The plusses of the forming of Gráinne Mhaols have been huge. My girleens have friends throughout West Connemara. I am greeted everywhere I go by mothers of our “opponents” and “dignitaries” of the LGFA. My daughters are fit and healthy, and so proud of their black and white membership of their club .It’s infectious. Perhaps one day, I’ll even learn to understand what a square ball is. Maybe the fun I’ve had (forget about the offspring) more than compensates for my woeful inability to really understand the finer points of the game.
I’ll finish with an anecdote that I think says something about the world to which I was introduced by the forming of Gráinne Mhaols. Himself indoors (ponytail, cowboy hat, rep to the County Board etc….) and myself broke down on our way to Donegal, having dropped the two daughters off at a match en route. Ireland Assist come to our rescue. Our gorgeous saviour pronounces Volvo irreparable until after the weekend. He can offer us either a night in a hotel or a hire car for twenty four hours. Donegal beckons. A car, please, I say. It’s a Bank Holiday weekend, and there’s not a vehicle to be had in Mayo, it seems. No worries, announces Mr Ireland Assist, someone will have a car we can rent. Two and a half hours later, having visited every homestead within a twenty mile radius without finding a motor, we are all getting gloomy.

We keep the conversation light. Children? (Always a goody) I confess to the daughters. ‘’ Are they interested in sport?’’ asks your man.
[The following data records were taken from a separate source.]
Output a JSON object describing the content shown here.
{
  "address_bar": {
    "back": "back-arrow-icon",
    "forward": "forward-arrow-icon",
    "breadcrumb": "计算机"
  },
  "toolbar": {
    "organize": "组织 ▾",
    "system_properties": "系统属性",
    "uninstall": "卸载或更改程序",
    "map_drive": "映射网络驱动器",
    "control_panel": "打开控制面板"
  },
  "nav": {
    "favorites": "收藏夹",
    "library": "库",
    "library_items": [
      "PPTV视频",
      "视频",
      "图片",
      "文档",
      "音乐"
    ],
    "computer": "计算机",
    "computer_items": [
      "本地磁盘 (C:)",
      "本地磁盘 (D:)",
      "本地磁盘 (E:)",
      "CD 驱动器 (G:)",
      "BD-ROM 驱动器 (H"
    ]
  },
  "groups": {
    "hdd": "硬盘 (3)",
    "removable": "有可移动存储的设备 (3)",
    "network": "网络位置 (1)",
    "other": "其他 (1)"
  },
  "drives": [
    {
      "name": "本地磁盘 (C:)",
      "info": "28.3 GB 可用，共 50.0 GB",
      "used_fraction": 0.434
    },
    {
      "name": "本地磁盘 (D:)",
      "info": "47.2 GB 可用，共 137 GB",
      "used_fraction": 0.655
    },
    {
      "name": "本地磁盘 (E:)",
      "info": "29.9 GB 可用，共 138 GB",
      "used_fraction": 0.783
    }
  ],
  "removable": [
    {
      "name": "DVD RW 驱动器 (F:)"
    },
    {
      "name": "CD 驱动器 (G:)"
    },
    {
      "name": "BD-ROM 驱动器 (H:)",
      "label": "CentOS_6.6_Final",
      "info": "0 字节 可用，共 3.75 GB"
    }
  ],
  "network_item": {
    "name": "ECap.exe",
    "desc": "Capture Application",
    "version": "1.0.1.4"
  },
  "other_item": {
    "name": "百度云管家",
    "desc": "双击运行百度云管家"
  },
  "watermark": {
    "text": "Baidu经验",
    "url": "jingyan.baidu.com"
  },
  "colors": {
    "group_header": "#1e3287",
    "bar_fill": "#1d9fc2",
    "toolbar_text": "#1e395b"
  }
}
I am anxious to get to Donegal and don’t want to antagonise a Mayo man who is being so helpful. “Yes,” I say, “just dropped them off at a match.” His eyes narrow. “Dunkley? There was a mighty wee girl was playing three weeks ago in Sligo. 3-11 to 2-8, scored a couple of points, so she did. Not a bad player. Hannigan-Dunkley, I think was the name. I live in Mayo, but I’m a Galway man, and having three girls myself, I follow the Galway Ladies. Is that the daughter?” Crushed between himself not-in-doors and our mechanical man I nod appealingly (with optimism). I couldn’t have quoted the stats if you’d hung me up by the ankles. “I’ll not see the mother of a Galway football player left short. Take the wife’s car!” And so we did. We got to Donegal, and when we returned three days later, our recalcitrant Volvo was repaired. I do wish during that two and a half hours trying to find a hire care I’d asked him to explain what the hell a square ball is.